A BlueTrace seafood label being printed on the water

BlueTrace's solution allows shellfish growers to log and tag their harvests from their phones to a battery-powered mobile printer © BlueTrace

According to a news release from the company, BlueTrace is boasting 133 percent growth in the last year. It now has clients in every coastal US state except Hawai’i and Mississippi and every coastal Canadian province.

“BlueTrace has become the go-to solution for seafood tagging and traceability,” the firm said. Its mobile apps, designed specifically for the shellfish industry, enable users to reduce manual work and errors, streamline operations and document product from tideline to table. One year ago, BlueTrace had fewer than 150 clients; today, the company counts over 350 producers and distributors across an expanding platform of seafood species. Last week alone, clients printed 33,363 tags.

On the West coast of Canada, the British Columbia Shellfish Growers Association (BCSGA) now covers 95 percent of the cost of BlueTrace for its processors (aka distributors) and producers. Earlier this month, West Coast sales manager Call Nichols spent a week in British Columbia onboarding over a dozen new customers to BlueTrace.

BCSGA Executive Director Nico Prins says the initial partnership with BlueTrace is gaining momentum in BC. "The growers in our BlueTrace Technology Adoption programme are enjoying the benefits provided by their solution. Now we're excited to expand adoption up the supply chain to processors at a time when traceability requirements are becoming more rigorous."

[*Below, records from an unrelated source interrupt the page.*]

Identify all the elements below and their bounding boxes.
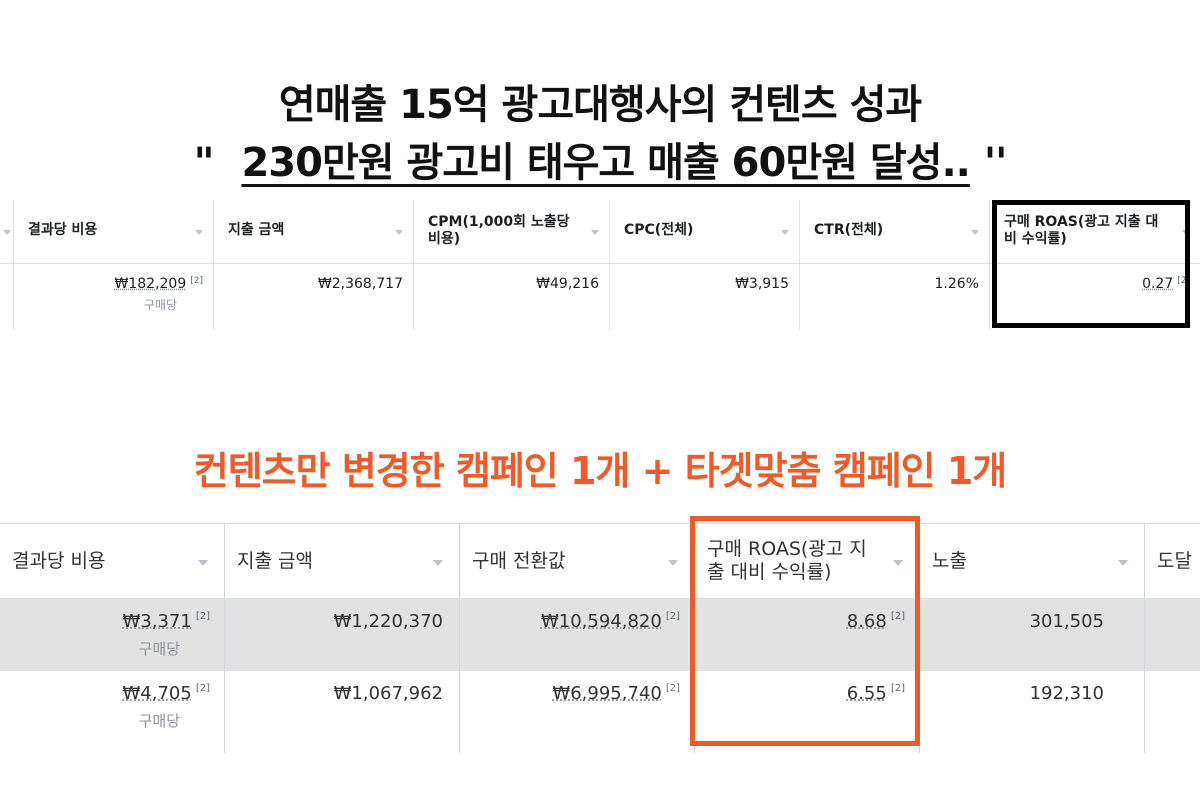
spend-value: ₩2,368,717: [317, 276, 403, 292]
sort-icon[interactable]: [591, 230, 599, 235]
roas-highlight-box: [992, 200, 1190, 328]
cell-cost-per-result: ₩4,705 [2] 구매당: [0, 671, 225, 753]
cell-spend: ₩2,368,717: [214, 264, 414, 330]
impressions-value: 192,310: [1029, 683, 1104, 704]
sort-icon[interactable]: [433, 560, 443, 566]
ctr-value: 1.26%: [934, 276, 979, 292]
per-purchase-label: 구매당: [138, 640, 180, 658]
cpm-value: ₩49,216: [536, 276, 599, 292]
col-header-ctr[interactable]: CTR(전체): [800, 200, 990, 263]
col-header-cpm[interactable]: CPM(1,000회 노출당 비용): [414, 200, 610, 263]
note-marker: [2]: [665, 611, 680, 622]
cell-cost-per-result: ₩3,371 [2] 구매당: [0, 599, 225, 671]
cell-spend: ₩1,067,962: [225, 671, 460, 753]
note-marker: [2]: [195, 683, 210, 694]
sort-icon: [3, 230, 11, 235]
table-after-header: 결과당 비용 지출 금액 구매 전환값 구매 ROAS(광고 지출 대비 수익률…: [0, 523, 1200, 599]
left-edge-cell: [0, 264, 14, 330]
col-header-cpc[interactable]: CPC(전체): [610, 200, 800, 263]
headline-line1: 연매출 15억 광고대행사의 컨텐츠 성과: [278, 82, 922, 128]
cpc-value: ₩3,915: [735, 276, 789, 292]
note-marker: [2]: [195, 611, 210, 622]
cell-conversion-value: ₩10,594,820 [2]: [460, 599, 695, 671]
cost-per-result-value[interactable]: ₩182,209: [115, 276, 187, 292]
cell-spend: ₩1,220,370: [225, 599, 460, 671]
sort-icon[interactable]: [781, 230, 789, 235]
col-header-spend[interactable]: 지출 금액: [225, 524, 460, 598]
per-purchase-label: 구매당: [138, 712, 180, 730]
cell-cpm: ₩49,216: [414, 264, 610, 330]
sort-icon[interactable]: [1118, 560, 1128, 566]
roas-highlight-box: [690, 516, 920, 746]
sort-icon[interactable]: [971, 230, 979, 235]
cell-reach: [1145, 671, 1200, 753]
col-header-reach[interactable]: 도달: [1145, 524, 1200, 598]
col-header-impressions[interactable]: 노출: [920, 524, 1145, 598]
conversion-value[interactable]: ₩6,995,740: [552, 683, 661, 704]
cell-impressions: 301,505: [920, 599, 1145, 671]
per-purchase-label: 구매당: [143, 298, 177, 312]
open-quote: ": [193, 140, 215, 186]
left-edge-cell: [0, 200, 14, 263]
note-marker: [2]: [190, 276, 203, 286]
cell-ctr: 1.26%: [800, 264, 990, 330]
col-header-spend[interactable]: 지출 금액: [214, 200, 414, 263]
cell-impressions: 192,310: [920, 671, 1145, 753]
cell-conversion-value: ₩6,995,740 [2]: [460, 671, 695, 753]
cell-cpc: ₩3,915: [610, 264, 800, 330]
sort-icon[interactable]: [195, 230, 203, 235]
spend-value: ₩1,220,370: [333, 611, 443, 632]
table-after: 결과당 비용 지출 금액 구매 전환값 구매 ROAS(광고 지출 대비 수익률…: [0, 523, 1200, 753]
sort-icon[interactable]: [395, 230, 403, 235]
close-quote: '': [983, 140, 1007, 186]
table-row: ₩4,705 [2] 구매당 ₩1,067,962 ₩6,995,740 [2] 6…: [0, 671, 1200, 753]
sort-icon[interactable]: [198, 560, 208, 566]
sort-icon[interactable]: [668, 560, 678, 566]
col-header-cost-per-result[interactable]: 결과당 비용: [14, 200, 214, 263]
note-marker: [2]: [665, 683, 680, 694]
cost-per-result-value[interactable]: ₩3,371: [123, 611, 192, 632]
headline-line2-text: 230만원 광고비 태우고 매출 60만원 달성..: [241, 140, 970, 186]
col-header-cost-per-result[interactable]: 결과당 비용: [0, 524, 225, 598]
cell-cost-per-result: ₩182,209 [2] 구매당: [14, 264, 214, 330]
spend-value: ₩1,067,962: [333, 683, 443, 704]
cell-reach: [1145, 599, 1200, 671]
col-header-conversion-value[interactable]: 구매 전환값: [460, 524, 695, 598]
headline-line2: " 230만원 광고비 태우고 매출 60만원 달성.. '': [0, 130, 1200, 188]
table-row: ₩3,371 [2] 구매당 ₩1,220,370 ₩10,594,820 [2] …: [0, 599, 1200, 671]
subheadline: 컨텐츠만 변경한 캠페인 1개 + 타겟맞춤 캠페인 1개: [193, 449, 1008, 493]
conversion-value[interactable]: ₩10,594,820: [541, 611, 662, 632]
impressions-value: 301,505: [1029, 611, 1104, 632]
cost-per-result-value[interactable]: ₩4,705: [123, 683, 192, 704]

On the East Coast, BlueTrace is leveraging its deep relationship with distributors like Samuels Seafood, Denarius Trading and others to bring on their suppliers of mussels, oysters and clams. CEO Chip Terry and East coast sales manager Kam Kim recently visited major operations in Virginia to understand their unique needs and configure the solution accordingly.

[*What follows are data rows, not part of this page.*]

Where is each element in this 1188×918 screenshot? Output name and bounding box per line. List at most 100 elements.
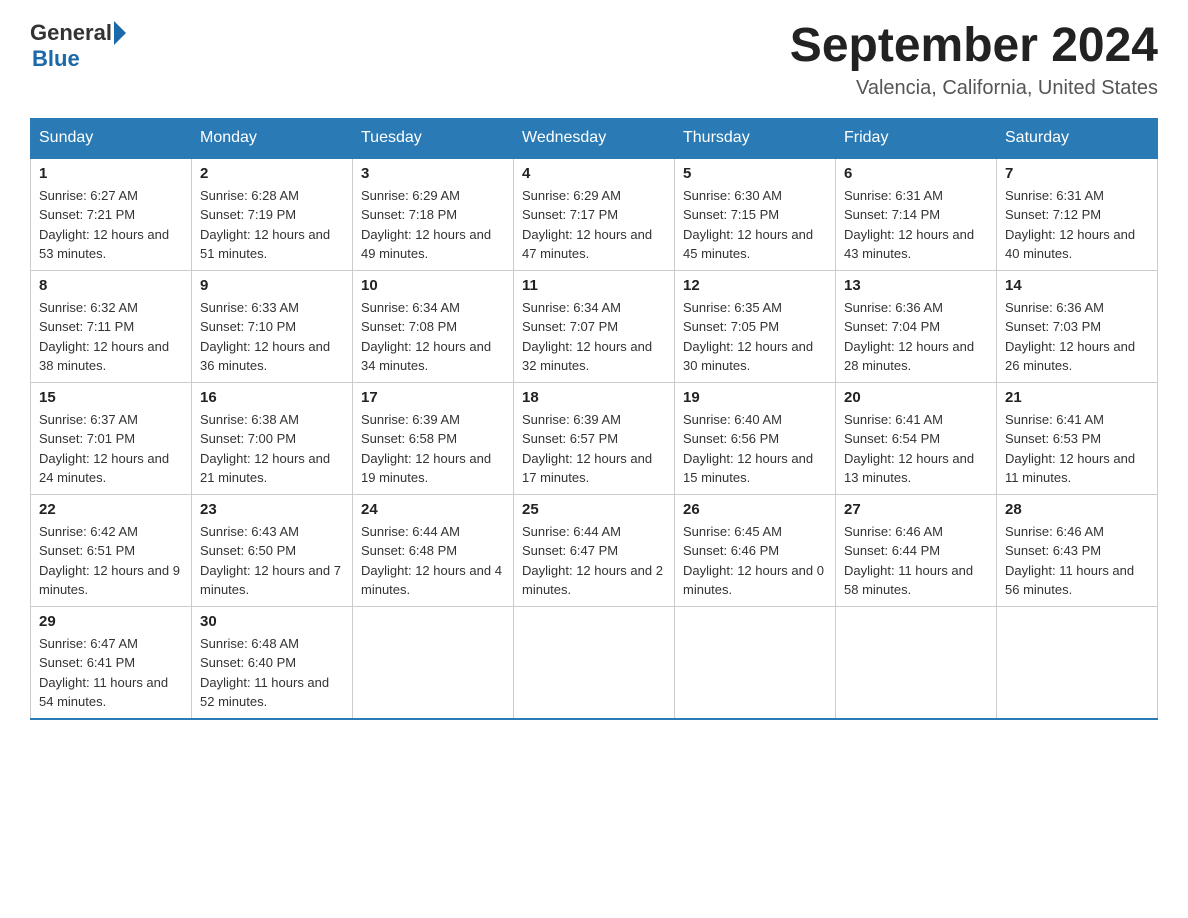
calendar-cell <box>353 606 514 719</box>
week-row-5: 29 Sunrise: 6:47 AMSunset: 6:41 PMDayligh… <box>31 606 1158 719</box>
week-row-4: 22 Sunrise: 6:42 AMSunset: 6:51 PMDayligh… <box>31 494 1158 606</box>
title-section: September 2024 Valencia, California, Uni… <box>790 20 1158 100</box>
day-number: 16 <box>200 389 344 406</box>
calendar-cell: 1 Sunrise: 6:27 AMSunset: 7:21 PMDaylight… <box>31 158 192 271</box>
day-info: Sunrise: 6:47 AMSunset: 6:41 PMDaylight:… <box>39 634 183 712</box>
day-number: 22 <box>39 501 183 518</box>
location-subtitle: Valencia, California, United States <box>790 77 1158 100</box>
day-info: Sunrise: 6:27 AMSunset: 7:21 PMDaylight:… <box>39 186 183 264</box>
calendar-cell: 25 Sunrise: 6:44 AMSunset: 6:47 PMDayligh… <box>514 494 675 606</box>
calendar-cell: 30 Sunrise: 6:48 AMSunset: 6:40 PMDayligh… <box>192 606 353 719</box>
calendar-cell: 18 Sunrise: 6:39 AMSunset: 6:57 PMDayligh… <box>514 382 675 494</box>
day-info: Sunrise: 6:35 AMSunset: 7:05 PMDaylight:… <box>683 298 827 376</box>
calendar-cell: 12 Sunrise: 6:35 AMSunset: 7:05 PMDayligh… <box>675 270 836 382</box>
calendar-cell: 27 Sunrise: 6:46 AMSunset: 6:44 PMDayligh… <box>836 494 997 606</box>
day-info: Sunrise: 6:45 AMSunset: 6:46 PMDaylight:… <box>683 522 827 600</box>
day-number: 3 <box>361 165 505 182</box>
day-number: 23 <box>200 501 344 518</box>
calendar-cell: 2 Sunrise: 6:28 AMSunset: 7:19 PMDaylight… <box>192 158 353 271</box>
logo-general-text: General <box>30 20 112 46</box>
calendar-cell: 7 Sunrise: 6:31 AMSunset: 7:12 PMDaylight… <box>997 158 1158 271</box>
day-info: Sunrise: 6:34 AMSunset: 7:08 PMDaylight:… <box>361 298 505 376</box>
week-row-1: 1 Sunrise: 6:27 AMSunset: 7:21 PMDaylight… <box>31 158 1158 271</box>
day-info: Sunrise: 6:46 AMSunset: 6:44 PMDaylight:… <box>844 522 988 600</box>
day-number: 15 <box>39 389 183 406</box>
day-number: 12 <box>683 277 827 294</box>
day-number: 29 <box>39 613 183 630</box>
day-info: Sunrise: 6:44 AMSunset: 6:47 PMDaylight:… <box>522 522 666 600</box>
day-info: Sunrise: 6:30 AMSunset: 7:15 PMDaylight:… <box>683 186 827 264</box>
calendar-cell: 6 Sunrise: 6:31 AMSunset: 7:14 PMDaylight… <box>836 158 997 271</box>
calendar-cell: 9 Sunrise: 6:33 AMSunset: 7:10 PMDaylight… <box>192 270 353 382</box>
logo-arrow-icon <box>114 21 126 45</box>
day-number: 30 <box>200 613 344 630</box>
day-number: 28 <box>1005 501 1149 518</box>
col-header-tuesday: Tuesday <box>353 118 514 158</box>
day-number: 6 <box>844 165 988 182</box>
day-number: 19 <box>683 389 827 406</box>
logo-blue-text: Blue <box>32 46 80 71</box>
day-info: Sunrise: 6:33 AMSunset: 7:10 PMDaylight:… <box>200 298 344 376</box>
day-info: Sunrise: 6:32 AMSunset: 7:11 PMDaylight:… <box>39 298 183 376</box>
day-number: 24 <box>361 501 505 518</box>
day-number: 4 <box>522 165 666 182</box>
day-number: 20 <box>844 389 988 406</box>
calendar-cell: 20Sunrise: 6:41 AMSunset: 6:54 PMDayligh… <box>836 382 997 494</box>
calendar-cell: 17 Sunrise: 6:39 AMSunset: 6:58 PMDayligh… <box>353 382 514 494</box>
day-info: Sunrise: 6:36 AMSunset: 7:04 PMDaylight:… <box>844 298 988 376</box>
day-info: Sunrise: 6:36 AMSunset: 7:03 PMDaylight:… <box>1005 298 1149 376</box>
day-info: Sunrise: 6:34 AMSunset: 7:07 PMDaylight:… <box>522 298 666 376</box>
page-header: General Blue September 2024 Valencia, Ca… <box>30 20 1158 100</box>
calendar-cell: 11Sunrise: 6:34 AMSunset: 7:07 PMDayligh… <box>514 270 675 382</box>
day-info: Sunrise: 6:39 AMSunset: 6:58 PMDaylight:… <box>361 410 505 488</box>
calendar-cell: 5 Sunrise: 6:30 AMSunset: 7:15 PMDaylight… <box>675 158 836 271</box>
col-header-friday: Friday <box>836 118 997 158</box>
day-number: 17 <box>361 389 505 406</box>
day-number: 5 <box>683 165 827 182</box>
month-title: September 2024 <box>790 20 1158 73</box>
col-header-thursday: Thursday <box>675 118 836 158</box>
day-number: 27 <box>844 501 988 518</box>
calendar-cell <box>675 606 836 719</box>
day-number: 25 <box>522 501 666 518</box>
logo: General Blue <box>30 20 128 72</box>
day-number: 2 <box>200 165 344 182</box>
calendar-cell: 16 Sunrise: 6:38 AMSunset: 7:00 PMDayligh… <box>192 382 353 494</box>
col-header-saturday: Saturday <box>997 118 1158 158</box>
calendar-cell: 3 Sunrise: 6:29 AMSunset: 7:18 PMDaylight… <box>353 158 514 271</box>
day-info: Sunrise: 6:41 AMSunset: 6:53 PMDaylight:… <box>1005 410 1149 488</box>
calendar-cell: 19 Sunrise: 6:40 AMSunset: 6:56 PMDayligh… <box>675 382 836 494</box>
day-info: Sunrise: 6:48 AMSunset: 6:40 PMDaylight:… <box>200 634 344 712</box>
calendar-cell: 26Sunrise: 6:45 AMSunset: 6:46 PMDayligh… <box>675 494 836 606</box>
day-info: Sunrise: 6:42 AMSunset: 6:51 PMDaylight:… <box>39 522 183 600</box>
day-number: 18 <box>522 389 666 406</box>
day-number: 9 <box>200 277 344 294</box>
calendar-cell: 4 Sunrise: 6:29 AMSunset: 7:17 PMDaylight… <box>514 158 675 271</box>
day-number: 13 <box>844 277 988 294</box>
day-number: 7 <box>1005 165 1149 182</box>
day-info: Sunrise: 6:38 AMSunset: 7:00 PMDaylight:… <box>200 410 344 488</box>
day-number: 21 <box>1005 389 1149 406</box>
calendar-cell <box>514 606 675 719</box>
calendar-cell <box>997 606 1158 719</box>
week-row-2: 8Sunrise: 6:32 AMSunset: 7:11 PMDaylight… <box>31 270 1158 382</box>
day-number: 1 <box>39 165 183 182</box>
day-info: Sunrise: 6:39 AMSunset: 6:57 PMDaylight:… <box>522 410 666 488</box>
calendar-cell: 8Sunrise: 6:32 AMSunset: 7:11 PMDaylight… <box>31 270 192 382</box>
calendar-header-row: SundayMondayTuesdayWednesdayThursdayFrid… <box>31 118 1158 158</box>
day-info: Sunrise: 6:29 AMSunset: 7:17 PMDaylight:… <box>522 186 666 264</box>
day-info: Sunrise: 6:31 AMSunset: 7:12 PMDaylight:… <box>1005 186 1149 264</box>
day-info: Sunrise: 6:29 AMSunset: 7:18 PMDaylight:… <box>361 186 505 264</box>
day-number: 10 <box>361 277 505 294</box>
calendar-cell: 14Sunrise: 6:36 AMSunset: 7:03 PMDayligh… <box>997 270 1158 382</box>
calendar-cell <box>836 606 997 719</box>
calendar-cell: 10 Sunrise: 6:34 AMSunset: 7:08 PMDayligh… <box>353 270 514 382</box>
calendar-cell: 24 Sunrise: 6:44 AMSunset: 6:48 PMDayligh… <box>353 494 514 606</box>
day-info: Sunrise: 6:44 AMSunset: 6:48 PMDaylight:… <box>361 522 505 600</box>
day-info: Sunrise: 6:46 AMSunset: 6:43 PMDaylight:… <box>1005 522 1149 600</box>
day-info: Sunrise: 6:40 AMSunset: 6:56 PMDaylight:… <box>683 410 827 488</box>
col-header-wednesday: Wednesday <box>514 118 675 158</box>
day-info: Sunrise: 6:28 AMSunset: 7:19 PMDaylight:… <box>200 186 344 264</box>
day-info: Sunrise: 6:31 AMSunset: 7:14 PMDaylight:… <box>844 186 988 264</box>
calendar-cell: 23Sunrise: 6:43 AMSunset: 6:50 PMDayligh… <box>192 494 353 606</box>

“Our efforts this year on both the East and West coasts prove the need for seafood tagging and traceability across the United States and Canada,” says BlueTrace CEO Chip Terry. “As our business grows, we’re seeing significant traction with organisations big and small to optimise their activities, comply with regulations and keep up with their inventory.”

Tagged bags of clams

BlueTrace's tags make it easier for shellfish producers to remain compliant with food safety regulations © BlueTrace

Meanwhile, BlueTrace continues to adapt its product to align with evolving federal and state food safety regulations. In November, the FDA announced final food traceability rules for the Food Safety Modernisation Act, which will begin to take effect in 2023. BlueTrace’s Tagging and Distributor apps already enable seafood businesses to comply with these requirements. For example, all producers and distributors can now assign an uneditable traceability lot code as required by Section 204 of the Food Safety Modernisation Act.